The man, who we are not naming, spoke to Sky News outside the hotel he was moved to following the evacuation by the Home Office on Friday night.
He boarded the barge on Wednesday and said he is worried about falling ill after consuming the water onboard.
“We bathe with it, we drink it. We were told at 6pm on Friday,” he said.
“I feel so bad. Especially because on the news they said they took water samples but instead of waiting for (a) result before putting people on there, they just put us on there: it’s like we don’t matter.
“They should have been so sure it is habitable. Why not wait for the result and be sure everything is okay? We are being treated like less than animals. They are endangering us.”
Sky News witnessed security at his new hotel pointing out journalists to any migrants leaving.
The asylum seeker we spoke to arrived in the UK in December and was one of 39 men who were put on the barge last week – before the government removed them as a precautionary measure on Friday.
“I’m not happy about it,” he said. “I’m deeply sad. Because if they had cared about us enough, if they had known since Monday, they shouldn’t have put us there: why did they still put us there?”

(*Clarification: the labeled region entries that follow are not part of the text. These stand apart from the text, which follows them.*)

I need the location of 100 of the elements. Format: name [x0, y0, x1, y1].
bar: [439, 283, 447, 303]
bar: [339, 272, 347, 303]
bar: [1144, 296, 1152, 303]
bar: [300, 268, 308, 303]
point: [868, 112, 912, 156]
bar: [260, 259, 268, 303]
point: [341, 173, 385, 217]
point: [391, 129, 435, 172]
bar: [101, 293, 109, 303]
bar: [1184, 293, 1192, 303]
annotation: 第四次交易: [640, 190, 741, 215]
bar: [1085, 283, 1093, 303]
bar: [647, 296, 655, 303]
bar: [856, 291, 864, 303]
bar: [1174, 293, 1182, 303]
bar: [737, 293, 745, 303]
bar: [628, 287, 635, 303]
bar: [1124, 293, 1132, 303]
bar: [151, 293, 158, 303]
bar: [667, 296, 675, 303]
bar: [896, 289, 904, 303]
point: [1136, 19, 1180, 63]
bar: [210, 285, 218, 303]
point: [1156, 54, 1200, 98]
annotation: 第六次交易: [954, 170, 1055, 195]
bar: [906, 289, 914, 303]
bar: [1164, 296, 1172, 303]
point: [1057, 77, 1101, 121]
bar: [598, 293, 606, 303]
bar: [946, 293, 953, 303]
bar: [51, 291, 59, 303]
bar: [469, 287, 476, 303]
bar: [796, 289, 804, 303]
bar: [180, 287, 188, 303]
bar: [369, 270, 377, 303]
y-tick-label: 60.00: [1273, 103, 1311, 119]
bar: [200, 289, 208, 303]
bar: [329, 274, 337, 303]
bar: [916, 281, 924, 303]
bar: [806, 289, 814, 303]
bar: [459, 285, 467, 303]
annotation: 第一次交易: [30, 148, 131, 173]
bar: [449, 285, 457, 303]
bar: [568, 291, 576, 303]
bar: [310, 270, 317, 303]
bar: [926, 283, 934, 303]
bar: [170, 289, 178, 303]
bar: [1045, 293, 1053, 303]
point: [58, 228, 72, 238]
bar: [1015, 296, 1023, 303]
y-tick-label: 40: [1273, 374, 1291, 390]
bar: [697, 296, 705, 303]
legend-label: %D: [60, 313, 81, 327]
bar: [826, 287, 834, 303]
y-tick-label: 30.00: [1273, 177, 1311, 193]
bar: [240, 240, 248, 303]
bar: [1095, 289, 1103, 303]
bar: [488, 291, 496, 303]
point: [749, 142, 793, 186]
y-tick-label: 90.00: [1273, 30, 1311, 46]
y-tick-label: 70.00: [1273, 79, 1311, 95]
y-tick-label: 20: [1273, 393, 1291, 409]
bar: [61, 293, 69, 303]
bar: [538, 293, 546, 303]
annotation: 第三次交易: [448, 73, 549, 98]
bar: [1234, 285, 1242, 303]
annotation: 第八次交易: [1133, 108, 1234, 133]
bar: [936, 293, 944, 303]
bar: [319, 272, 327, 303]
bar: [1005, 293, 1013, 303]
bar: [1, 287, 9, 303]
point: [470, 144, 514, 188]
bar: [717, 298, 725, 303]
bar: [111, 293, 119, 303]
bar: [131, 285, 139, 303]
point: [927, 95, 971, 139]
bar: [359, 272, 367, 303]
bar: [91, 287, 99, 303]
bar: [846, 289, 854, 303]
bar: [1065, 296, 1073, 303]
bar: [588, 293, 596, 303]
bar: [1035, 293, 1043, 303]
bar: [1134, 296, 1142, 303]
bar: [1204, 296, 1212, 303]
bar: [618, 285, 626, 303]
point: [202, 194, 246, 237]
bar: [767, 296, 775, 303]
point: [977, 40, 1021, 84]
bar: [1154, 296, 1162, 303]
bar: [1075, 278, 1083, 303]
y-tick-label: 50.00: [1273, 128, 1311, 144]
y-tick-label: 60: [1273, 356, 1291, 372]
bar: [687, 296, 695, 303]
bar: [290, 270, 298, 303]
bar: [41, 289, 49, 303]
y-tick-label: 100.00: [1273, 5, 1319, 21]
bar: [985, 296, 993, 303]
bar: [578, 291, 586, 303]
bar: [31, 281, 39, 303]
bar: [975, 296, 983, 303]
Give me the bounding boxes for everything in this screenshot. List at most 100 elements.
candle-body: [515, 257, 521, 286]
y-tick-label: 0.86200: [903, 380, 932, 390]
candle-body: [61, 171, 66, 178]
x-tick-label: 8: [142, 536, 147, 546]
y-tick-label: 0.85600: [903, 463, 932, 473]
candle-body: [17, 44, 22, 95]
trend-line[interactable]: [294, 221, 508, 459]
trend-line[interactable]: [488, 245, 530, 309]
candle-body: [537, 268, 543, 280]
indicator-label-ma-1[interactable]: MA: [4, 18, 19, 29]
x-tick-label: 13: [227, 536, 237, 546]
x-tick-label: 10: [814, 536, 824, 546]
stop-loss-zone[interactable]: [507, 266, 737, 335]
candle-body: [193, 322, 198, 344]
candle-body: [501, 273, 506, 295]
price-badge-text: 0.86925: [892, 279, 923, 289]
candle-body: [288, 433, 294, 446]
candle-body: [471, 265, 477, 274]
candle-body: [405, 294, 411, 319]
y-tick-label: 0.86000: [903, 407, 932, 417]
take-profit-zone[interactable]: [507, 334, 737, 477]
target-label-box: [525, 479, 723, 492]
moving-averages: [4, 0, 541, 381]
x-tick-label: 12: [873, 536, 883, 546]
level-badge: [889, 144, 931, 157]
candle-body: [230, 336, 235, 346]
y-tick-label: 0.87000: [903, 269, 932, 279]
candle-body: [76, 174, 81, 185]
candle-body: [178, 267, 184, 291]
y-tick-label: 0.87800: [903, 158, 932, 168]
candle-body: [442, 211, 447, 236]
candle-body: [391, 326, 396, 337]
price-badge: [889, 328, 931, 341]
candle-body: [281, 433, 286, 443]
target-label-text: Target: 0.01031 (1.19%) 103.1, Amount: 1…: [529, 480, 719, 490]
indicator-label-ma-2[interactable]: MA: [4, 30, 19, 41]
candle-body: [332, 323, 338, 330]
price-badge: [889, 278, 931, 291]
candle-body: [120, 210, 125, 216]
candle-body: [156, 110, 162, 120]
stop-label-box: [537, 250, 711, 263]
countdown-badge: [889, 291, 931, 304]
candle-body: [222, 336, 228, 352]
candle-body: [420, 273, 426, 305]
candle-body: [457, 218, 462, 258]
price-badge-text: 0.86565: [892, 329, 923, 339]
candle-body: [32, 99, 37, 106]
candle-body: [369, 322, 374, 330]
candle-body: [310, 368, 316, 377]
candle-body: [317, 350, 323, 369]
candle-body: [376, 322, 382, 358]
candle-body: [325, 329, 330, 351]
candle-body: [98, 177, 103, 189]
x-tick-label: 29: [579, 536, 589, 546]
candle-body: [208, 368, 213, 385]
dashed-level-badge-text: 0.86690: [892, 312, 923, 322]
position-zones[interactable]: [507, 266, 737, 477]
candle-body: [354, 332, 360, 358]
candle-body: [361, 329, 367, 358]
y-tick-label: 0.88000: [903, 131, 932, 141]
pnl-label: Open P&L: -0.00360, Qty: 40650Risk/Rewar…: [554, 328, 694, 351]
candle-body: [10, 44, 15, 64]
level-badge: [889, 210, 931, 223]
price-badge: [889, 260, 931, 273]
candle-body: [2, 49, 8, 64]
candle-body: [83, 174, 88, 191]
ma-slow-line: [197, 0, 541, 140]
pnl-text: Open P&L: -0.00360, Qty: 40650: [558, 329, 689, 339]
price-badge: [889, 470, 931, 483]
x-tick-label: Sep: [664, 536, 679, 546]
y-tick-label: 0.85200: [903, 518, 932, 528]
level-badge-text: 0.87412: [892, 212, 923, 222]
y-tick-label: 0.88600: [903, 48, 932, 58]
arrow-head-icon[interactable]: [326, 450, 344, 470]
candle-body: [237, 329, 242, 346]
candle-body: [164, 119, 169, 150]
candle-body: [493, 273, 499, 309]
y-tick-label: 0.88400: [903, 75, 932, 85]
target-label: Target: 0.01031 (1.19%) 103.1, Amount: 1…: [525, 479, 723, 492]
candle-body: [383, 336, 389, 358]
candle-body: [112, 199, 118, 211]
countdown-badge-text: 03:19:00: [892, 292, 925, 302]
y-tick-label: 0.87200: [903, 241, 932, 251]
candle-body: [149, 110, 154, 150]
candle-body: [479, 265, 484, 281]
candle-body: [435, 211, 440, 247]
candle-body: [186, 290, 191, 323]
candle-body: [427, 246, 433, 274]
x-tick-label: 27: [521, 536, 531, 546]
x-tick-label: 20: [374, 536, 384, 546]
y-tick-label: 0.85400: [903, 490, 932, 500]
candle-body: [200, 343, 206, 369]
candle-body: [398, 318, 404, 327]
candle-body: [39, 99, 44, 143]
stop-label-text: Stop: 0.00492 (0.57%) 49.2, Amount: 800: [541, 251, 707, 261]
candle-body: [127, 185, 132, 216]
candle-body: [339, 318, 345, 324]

He added: “I’m worried about becoming ill. Here I’m all alone. I don’t have family.”
Describing what it is like on board, he told Sky News: “For me it’s small, like being on a prison, because the security is too much. There’s no freedom. For me I have a fear of water. I can’t swim. Me being on water, my heart palpitates. I can’t sleep.”
He said a nurse in the hotel was checking on residents, but he was not aware of anyone showing signs of Legionnaires’ disease.
The Home Office said none of the migrants on the barge had shown any symptoms of the disease.
The Legionella outbreak has prompted a blame game between Dorset Council, contractors on the barge and the Home Office about who was notified and when.
The council went on to claim a Home Office staff member was informed about the bacteria on Tuesday.
However, a government source previously told Sky News there was no record of this conversation, and claimed the Home Office only received a written notification about the Legionella on Wednesday evening.
Dorset Council has said Home Office contractors were notified about the results last Monday – four days before people were moved off the barge.
Downing Street repeatedly said the government had acted quickly after being informed about the traces of Legionella bacteria.